Thanks Dov for the encourgment. Especially the paitence and time thing, I am so impatient even in recovery, today on Pesach and tonight I was/am pretty restless and uneasy and agitated, so I'm busy feeling bothered that there is something amiss in my recovery work today, and I better do something about it. But that's the disease again, cause hey, I did a lot of work and prayer and maybe even surrender to prepare for the chag, and I didn't get upset even when there were many many triggers that I don't want to mention on the World Wide Web, and of course there were all those beautifully shaped women who I wanted to have sex with and they didn't offer - and so far I'm still clean today. So that's progress, and that's great.
It kind of makes sense that I'll feel that tell-tale uneasyness when in davening for 3 hours this morning, of will get annoyed ay my wife tonight (like right now, I'm not just saying theoretically). And that I'll take one or two extra looks when waiting on line at the store for a half hour (also tonight, but that's instead of 10 million extra looks and have a dozen masturbations like I would have before SA), and will feel that if only I would have all my sexual desires met then life would be good. And that I won't be able to sit still for more than an hour learning gemara, and that I can't just have a simple Pesach experience but have to make every simple thing dreadfully complicated...
All this makes sense, cause I spent most of the first 23 years of my life lost in the world of lust, worshiping the G-d of the Beuatifull Woman (it's more lustfull than that, but I don't feel now like saying all sorts of bad words, and then feeling all cool that I know how to be honest and get out all the dirty stuff...). I am powerless over lust and over running me and my life in the way that normal people can, in case that is too fancy the idea is that I have a serious problem with no way out.

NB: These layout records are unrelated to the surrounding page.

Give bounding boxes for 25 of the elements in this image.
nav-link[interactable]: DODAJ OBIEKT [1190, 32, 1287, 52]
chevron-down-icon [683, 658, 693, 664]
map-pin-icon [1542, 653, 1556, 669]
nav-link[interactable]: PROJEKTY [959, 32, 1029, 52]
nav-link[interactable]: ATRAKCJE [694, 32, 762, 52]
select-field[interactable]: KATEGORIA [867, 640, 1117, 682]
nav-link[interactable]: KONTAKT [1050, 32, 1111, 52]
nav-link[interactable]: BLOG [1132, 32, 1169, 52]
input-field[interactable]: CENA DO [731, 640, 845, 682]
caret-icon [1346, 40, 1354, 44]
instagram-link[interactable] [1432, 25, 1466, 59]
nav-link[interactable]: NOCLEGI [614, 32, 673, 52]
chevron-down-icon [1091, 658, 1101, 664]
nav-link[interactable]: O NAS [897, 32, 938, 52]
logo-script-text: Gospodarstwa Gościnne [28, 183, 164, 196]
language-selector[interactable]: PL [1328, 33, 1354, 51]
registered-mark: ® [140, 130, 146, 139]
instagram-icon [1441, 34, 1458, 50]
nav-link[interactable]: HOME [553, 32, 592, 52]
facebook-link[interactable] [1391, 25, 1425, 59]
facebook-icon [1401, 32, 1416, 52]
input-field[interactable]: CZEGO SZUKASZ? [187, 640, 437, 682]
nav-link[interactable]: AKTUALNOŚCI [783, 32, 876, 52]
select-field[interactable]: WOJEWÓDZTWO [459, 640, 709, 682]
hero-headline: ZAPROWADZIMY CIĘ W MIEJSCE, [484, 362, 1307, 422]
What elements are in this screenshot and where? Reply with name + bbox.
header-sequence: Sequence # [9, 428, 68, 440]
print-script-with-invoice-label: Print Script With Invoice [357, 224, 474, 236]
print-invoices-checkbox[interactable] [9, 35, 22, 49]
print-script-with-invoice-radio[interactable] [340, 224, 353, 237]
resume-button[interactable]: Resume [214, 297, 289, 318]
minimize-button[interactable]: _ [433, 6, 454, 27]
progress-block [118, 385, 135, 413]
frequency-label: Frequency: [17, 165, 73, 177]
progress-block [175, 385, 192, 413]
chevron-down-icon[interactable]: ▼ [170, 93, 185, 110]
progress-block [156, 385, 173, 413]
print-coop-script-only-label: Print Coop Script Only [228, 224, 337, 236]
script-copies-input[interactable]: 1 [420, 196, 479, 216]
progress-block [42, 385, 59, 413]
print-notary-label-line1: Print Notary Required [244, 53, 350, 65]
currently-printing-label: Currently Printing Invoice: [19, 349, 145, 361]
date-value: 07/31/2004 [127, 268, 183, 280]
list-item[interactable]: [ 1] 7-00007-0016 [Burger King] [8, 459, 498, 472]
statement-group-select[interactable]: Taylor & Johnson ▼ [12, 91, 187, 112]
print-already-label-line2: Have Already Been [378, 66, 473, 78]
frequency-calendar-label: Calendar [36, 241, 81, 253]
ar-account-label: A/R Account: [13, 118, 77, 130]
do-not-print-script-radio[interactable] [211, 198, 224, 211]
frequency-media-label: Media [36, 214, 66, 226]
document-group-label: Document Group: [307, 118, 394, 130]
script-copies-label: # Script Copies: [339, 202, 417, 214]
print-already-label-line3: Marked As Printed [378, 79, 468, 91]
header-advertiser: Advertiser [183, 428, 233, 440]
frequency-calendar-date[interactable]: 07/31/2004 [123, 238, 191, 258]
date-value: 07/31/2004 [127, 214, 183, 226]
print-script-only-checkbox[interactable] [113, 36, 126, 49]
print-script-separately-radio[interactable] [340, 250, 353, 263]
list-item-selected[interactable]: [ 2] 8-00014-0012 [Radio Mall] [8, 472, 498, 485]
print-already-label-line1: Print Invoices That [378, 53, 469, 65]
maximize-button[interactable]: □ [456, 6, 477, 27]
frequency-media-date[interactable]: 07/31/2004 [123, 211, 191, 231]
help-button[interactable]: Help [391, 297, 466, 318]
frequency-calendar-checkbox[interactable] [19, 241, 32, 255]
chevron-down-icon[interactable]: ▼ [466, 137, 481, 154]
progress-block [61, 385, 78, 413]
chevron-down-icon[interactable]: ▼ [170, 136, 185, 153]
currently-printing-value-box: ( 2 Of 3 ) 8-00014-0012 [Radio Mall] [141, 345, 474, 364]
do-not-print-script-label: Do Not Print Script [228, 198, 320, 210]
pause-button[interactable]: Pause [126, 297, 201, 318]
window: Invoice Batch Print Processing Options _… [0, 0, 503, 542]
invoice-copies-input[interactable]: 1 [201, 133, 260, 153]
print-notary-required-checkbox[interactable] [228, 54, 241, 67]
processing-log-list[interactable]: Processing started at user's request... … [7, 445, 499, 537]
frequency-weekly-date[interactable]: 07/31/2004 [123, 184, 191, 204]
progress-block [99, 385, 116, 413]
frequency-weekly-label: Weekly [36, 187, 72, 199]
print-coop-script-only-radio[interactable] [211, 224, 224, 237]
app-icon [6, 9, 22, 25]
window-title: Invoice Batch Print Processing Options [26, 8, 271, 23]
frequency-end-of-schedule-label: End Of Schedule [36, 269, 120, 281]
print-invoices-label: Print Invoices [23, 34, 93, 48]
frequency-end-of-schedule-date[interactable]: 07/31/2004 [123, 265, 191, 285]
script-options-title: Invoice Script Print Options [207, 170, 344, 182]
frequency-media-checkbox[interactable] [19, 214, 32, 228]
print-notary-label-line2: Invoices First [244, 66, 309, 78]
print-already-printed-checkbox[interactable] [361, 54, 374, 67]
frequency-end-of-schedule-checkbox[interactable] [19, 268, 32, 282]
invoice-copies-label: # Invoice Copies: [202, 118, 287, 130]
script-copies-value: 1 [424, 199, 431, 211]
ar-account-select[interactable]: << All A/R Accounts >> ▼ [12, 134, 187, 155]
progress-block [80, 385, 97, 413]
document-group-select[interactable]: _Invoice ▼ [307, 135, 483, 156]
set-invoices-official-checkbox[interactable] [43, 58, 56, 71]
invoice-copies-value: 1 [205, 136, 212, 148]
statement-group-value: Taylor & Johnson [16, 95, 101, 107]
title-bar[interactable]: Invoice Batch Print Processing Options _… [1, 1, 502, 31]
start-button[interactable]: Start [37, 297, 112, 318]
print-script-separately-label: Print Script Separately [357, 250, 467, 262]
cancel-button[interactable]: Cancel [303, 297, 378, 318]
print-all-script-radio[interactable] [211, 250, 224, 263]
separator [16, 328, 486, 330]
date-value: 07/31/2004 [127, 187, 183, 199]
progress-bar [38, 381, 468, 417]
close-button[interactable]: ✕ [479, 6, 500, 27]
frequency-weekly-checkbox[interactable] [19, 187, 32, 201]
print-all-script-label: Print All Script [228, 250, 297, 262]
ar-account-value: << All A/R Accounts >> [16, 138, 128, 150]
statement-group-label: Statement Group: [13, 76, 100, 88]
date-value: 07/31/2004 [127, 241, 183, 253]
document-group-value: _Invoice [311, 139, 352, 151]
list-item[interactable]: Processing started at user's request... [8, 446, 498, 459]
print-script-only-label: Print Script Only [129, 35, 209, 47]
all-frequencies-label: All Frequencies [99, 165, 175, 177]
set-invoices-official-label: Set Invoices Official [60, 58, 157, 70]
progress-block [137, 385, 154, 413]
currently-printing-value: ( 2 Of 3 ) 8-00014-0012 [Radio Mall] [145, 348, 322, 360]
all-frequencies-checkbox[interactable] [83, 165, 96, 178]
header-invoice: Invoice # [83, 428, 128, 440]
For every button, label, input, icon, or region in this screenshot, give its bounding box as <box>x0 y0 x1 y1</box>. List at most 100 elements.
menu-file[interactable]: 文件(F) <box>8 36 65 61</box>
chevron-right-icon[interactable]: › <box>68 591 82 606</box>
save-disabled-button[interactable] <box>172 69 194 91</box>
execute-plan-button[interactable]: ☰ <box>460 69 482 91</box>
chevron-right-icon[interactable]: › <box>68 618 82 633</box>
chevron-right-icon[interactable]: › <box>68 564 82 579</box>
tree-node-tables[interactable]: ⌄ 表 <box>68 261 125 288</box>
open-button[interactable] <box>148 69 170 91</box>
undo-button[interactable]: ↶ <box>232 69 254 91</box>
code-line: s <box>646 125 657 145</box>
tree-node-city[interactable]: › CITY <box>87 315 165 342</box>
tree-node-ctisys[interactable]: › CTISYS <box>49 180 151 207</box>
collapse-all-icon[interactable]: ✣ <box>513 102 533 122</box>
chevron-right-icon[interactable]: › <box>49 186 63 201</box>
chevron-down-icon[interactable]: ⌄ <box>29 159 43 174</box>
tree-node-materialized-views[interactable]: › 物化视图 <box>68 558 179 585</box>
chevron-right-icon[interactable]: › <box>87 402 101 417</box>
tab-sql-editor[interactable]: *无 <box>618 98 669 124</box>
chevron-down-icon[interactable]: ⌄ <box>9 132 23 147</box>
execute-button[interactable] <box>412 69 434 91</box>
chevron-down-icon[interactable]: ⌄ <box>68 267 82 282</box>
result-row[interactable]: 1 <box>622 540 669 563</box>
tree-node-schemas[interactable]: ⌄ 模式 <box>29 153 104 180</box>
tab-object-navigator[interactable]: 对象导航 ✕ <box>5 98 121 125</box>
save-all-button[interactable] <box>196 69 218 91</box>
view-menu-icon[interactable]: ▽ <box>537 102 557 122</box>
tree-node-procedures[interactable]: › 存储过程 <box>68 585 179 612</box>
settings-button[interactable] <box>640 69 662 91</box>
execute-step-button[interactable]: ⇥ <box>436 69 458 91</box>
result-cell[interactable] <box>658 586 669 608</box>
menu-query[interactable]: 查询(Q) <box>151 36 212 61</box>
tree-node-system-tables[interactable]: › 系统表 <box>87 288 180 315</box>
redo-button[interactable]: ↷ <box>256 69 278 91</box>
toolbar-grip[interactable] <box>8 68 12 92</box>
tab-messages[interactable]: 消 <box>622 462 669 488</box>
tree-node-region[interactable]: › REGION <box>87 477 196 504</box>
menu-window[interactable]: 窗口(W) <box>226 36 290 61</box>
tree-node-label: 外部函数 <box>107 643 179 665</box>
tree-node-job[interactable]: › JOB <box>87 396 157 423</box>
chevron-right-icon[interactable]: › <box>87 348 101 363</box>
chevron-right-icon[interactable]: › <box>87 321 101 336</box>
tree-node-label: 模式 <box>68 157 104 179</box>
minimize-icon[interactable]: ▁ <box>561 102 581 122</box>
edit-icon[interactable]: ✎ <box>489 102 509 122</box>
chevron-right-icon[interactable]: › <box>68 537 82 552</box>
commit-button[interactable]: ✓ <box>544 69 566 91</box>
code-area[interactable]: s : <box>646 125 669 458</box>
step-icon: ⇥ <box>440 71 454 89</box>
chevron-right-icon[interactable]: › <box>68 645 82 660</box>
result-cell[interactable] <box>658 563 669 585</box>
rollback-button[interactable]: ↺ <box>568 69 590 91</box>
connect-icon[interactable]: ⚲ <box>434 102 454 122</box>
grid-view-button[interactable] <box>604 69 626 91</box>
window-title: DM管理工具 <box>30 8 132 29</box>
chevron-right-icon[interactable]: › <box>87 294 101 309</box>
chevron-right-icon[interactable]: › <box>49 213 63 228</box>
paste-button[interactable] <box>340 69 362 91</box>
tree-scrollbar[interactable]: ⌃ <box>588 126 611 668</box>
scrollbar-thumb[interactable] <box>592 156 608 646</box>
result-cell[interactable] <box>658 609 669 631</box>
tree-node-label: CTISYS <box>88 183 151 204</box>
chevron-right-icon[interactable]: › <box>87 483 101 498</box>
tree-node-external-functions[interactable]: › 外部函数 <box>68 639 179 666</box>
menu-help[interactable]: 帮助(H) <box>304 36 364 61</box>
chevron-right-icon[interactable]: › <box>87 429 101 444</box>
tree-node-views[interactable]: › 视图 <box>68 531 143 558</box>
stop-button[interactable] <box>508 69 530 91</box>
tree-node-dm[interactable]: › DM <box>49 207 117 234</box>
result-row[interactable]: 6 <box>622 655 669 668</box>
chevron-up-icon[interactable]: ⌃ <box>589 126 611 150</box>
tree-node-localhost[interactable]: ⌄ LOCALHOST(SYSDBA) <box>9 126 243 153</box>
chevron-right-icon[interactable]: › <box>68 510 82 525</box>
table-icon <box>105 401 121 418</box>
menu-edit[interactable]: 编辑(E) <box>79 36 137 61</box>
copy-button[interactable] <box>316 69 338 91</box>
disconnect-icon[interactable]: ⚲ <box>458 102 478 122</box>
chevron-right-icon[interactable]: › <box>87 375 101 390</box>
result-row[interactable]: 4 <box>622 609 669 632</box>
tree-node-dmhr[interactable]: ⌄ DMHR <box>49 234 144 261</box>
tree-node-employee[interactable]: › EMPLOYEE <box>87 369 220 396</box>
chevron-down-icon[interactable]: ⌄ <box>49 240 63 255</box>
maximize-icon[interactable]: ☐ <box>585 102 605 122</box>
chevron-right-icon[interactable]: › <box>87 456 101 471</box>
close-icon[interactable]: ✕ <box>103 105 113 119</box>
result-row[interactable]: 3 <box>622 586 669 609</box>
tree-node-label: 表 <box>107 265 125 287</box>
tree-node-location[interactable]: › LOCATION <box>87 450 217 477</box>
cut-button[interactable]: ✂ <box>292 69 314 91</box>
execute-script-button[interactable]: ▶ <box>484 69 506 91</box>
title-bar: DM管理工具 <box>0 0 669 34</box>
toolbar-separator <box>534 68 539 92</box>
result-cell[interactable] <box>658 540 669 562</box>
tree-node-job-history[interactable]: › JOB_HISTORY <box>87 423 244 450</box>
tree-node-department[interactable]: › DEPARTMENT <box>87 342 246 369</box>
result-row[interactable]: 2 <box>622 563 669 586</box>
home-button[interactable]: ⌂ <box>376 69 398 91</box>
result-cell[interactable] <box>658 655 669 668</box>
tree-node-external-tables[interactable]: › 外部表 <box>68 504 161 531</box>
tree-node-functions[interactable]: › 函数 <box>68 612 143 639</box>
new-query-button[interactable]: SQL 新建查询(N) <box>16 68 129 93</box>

So it sort of fits together that things might be a bit tough for me during a stressfull period, and that I'll want to relieve that stress in all sorts of funny ways. Do you know any normal person that when his wife annoys him he goes and masturbates to solve the problem?, and then when if doesn't work and just makes him more irritable - he goes and does it again! That's what I did for a decade, so now I don't really have the כלים to cope with life, I've ran away and am in pretty big trouble.
So thank you Hashem for keeping me sober for 5 and a half months even with all my sillyness, and showing me that there really is another option to help me l=ive life besides finding comfort in thinking about certain shapes and colors of doing certain movements. Thank you for the hope that I too can have a real spiritual experience which can actually stay and not blow away in the next cloud of mastubation or whatever. Thank youu for SA and all the friends and patient sponsor (yeah, you!), for those many moments of true, simple freedom after getting out something that was making me insane. Thank you for doing for me what I can not do for myself, for making every day a step foward and not a day closer to when I will be caught with porn of worse - because my sick mind thinks "porn of better", so if left to myself that's exactly where I'll go.